I wonder who will come to the ED, if there is an outbreak. It’s going to be really quiet or a complete zoo, and we’re going to have to do it with a skeleton staff. I really wonder how many of the people who get the immunization will show up for work; I think it’s a given that none of the unimmunized would come to work. It’s one thing to get the immunization to protect yourself from the rash that wanders in on day one, but quite another to go back on day 3, leaving your family to fend for themselves during a plague. Assuming there would be fuel at the gas station, etc.

Another vaccination drawback, we’re going to be (potentially) contagious until the eschar (scab) from the immunization falls off (at least theoretically), and the speaker on the tape feels we shouldn’t be in patient care until that happens, which could be about two weeks. The speaker says this wasn’t a problem when we got it a long time ago, because everyone else was immune, immunodeficiency diseases were unknown. And, then there are the people with ill household members or illness themselves, who shouldn’t have the vaccine.

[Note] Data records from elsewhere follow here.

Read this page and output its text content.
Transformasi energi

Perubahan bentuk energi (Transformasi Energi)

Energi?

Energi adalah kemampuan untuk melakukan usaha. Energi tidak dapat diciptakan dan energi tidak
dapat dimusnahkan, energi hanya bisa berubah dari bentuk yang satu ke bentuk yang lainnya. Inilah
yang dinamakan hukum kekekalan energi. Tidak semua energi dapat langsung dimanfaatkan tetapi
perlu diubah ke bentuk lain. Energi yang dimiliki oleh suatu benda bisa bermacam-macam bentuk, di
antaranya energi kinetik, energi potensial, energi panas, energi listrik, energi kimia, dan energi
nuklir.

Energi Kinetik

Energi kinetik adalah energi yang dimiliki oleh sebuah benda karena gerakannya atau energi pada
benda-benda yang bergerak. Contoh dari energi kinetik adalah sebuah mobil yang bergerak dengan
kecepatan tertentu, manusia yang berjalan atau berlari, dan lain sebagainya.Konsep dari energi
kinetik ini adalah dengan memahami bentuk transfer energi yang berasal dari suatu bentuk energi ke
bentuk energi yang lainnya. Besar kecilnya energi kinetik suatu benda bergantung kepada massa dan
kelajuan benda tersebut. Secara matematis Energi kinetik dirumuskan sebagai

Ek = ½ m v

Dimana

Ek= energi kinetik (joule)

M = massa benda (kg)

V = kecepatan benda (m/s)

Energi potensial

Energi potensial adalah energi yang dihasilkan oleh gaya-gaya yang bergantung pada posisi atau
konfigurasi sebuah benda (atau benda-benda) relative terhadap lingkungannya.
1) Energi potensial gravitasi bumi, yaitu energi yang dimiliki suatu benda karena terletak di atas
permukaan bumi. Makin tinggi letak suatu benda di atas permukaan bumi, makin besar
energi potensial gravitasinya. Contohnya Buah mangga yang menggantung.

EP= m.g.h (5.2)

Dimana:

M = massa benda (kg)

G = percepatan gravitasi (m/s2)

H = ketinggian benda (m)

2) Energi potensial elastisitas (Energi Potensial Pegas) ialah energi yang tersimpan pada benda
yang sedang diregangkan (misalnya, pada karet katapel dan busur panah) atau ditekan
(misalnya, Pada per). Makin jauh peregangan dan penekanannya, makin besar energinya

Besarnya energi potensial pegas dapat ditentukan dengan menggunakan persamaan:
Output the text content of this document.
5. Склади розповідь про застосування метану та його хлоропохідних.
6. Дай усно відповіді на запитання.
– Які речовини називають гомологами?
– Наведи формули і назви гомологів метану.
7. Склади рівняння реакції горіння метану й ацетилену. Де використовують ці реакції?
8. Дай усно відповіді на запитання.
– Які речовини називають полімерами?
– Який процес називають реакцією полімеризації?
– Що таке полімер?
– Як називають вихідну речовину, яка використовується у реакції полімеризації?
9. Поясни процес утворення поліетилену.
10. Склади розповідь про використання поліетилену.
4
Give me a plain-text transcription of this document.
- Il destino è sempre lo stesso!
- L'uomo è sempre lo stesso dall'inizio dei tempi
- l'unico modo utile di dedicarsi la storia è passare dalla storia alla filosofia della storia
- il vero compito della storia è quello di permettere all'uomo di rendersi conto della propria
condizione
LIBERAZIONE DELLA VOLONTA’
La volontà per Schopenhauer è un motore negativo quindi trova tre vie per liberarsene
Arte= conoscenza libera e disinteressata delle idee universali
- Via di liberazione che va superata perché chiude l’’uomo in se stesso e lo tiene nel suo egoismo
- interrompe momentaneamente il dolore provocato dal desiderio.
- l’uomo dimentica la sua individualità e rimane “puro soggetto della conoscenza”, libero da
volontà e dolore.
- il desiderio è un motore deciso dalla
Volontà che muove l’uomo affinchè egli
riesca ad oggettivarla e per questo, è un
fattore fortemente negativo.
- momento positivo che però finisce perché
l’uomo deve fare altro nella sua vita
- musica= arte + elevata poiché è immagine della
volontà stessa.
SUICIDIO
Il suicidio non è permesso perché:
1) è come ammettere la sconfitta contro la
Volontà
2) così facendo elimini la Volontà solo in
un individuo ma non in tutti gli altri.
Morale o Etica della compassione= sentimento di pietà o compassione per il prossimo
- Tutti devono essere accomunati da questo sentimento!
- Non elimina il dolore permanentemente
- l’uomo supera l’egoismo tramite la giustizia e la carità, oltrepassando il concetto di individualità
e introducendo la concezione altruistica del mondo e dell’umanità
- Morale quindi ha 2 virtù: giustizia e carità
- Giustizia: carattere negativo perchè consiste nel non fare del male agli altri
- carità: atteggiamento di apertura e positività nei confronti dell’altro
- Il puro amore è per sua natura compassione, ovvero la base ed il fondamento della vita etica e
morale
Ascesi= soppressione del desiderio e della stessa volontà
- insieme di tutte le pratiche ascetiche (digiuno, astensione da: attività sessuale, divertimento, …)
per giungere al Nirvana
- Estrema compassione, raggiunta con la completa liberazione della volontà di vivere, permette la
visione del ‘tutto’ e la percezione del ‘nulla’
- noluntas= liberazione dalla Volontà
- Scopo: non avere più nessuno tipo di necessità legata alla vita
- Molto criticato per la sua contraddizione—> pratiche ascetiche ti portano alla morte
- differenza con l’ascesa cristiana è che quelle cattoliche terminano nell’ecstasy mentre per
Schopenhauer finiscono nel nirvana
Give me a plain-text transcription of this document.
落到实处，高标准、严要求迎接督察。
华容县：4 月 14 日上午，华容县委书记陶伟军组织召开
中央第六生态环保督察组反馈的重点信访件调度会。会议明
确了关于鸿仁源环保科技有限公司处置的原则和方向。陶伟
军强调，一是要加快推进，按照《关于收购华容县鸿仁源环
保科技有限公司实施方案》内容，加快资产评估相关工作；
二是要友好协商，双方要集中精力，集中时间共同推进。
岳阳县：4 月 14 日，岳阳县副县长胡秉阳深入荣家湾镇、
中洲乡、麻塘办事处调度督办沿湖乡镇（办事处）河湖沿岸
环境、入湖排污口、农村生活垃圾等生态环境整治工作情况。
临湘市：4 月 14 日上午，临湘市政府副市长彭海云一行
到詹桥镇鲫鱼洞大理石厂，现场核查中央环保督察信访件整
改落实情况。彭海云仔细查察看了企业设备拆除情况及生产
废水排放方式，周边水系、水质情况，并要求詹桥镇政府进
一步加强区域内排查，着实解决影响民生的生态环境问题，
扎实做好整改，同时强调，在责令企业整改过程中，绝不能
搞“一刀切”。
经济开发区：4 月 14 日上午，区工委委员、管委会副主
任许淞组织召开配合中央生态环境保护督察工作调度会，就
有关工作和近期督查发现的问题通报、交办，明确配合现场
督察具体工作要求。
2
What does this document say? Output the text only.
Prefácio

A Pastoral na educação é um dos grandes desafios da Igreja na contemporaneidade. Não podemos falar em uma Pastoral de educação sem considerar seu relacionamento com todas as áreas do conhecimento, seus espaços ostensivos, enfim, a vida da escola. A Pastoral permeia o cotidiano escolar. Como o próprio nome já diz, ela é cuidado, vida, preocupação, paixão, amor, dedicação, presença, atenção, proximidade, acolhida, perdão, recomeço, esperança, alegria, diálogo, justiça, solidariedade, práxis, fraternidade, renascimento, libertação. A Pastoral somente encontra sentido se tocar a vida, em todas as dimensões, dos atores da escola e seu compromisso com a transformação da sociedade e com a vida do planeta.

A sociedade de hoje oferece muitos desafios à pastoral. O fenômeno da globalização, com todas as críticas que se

Then there’s the mechanics of the vaccination scheduling: two weeks off is a killer for ED scheduling for one or two docs; we have nearly 20, and almost half have to work every day. Now, try taking everyone and giving them 2 weeks off. Doesn’t work. And this isn’t just for docs, it goes for everyone involved. It’s a real can of worms.

I still want the vaccination, but look forward to more answers. And maybe two weeks off.

Update: having just reviewed the excellent government (yes, our government) website www.smallpox.org, I think the two weeks away from patient contact is overblown; it does recommend a “semi-permeable dressing” over a simple dressing for health care workers. This makes me believe the program is much more likely to be successful.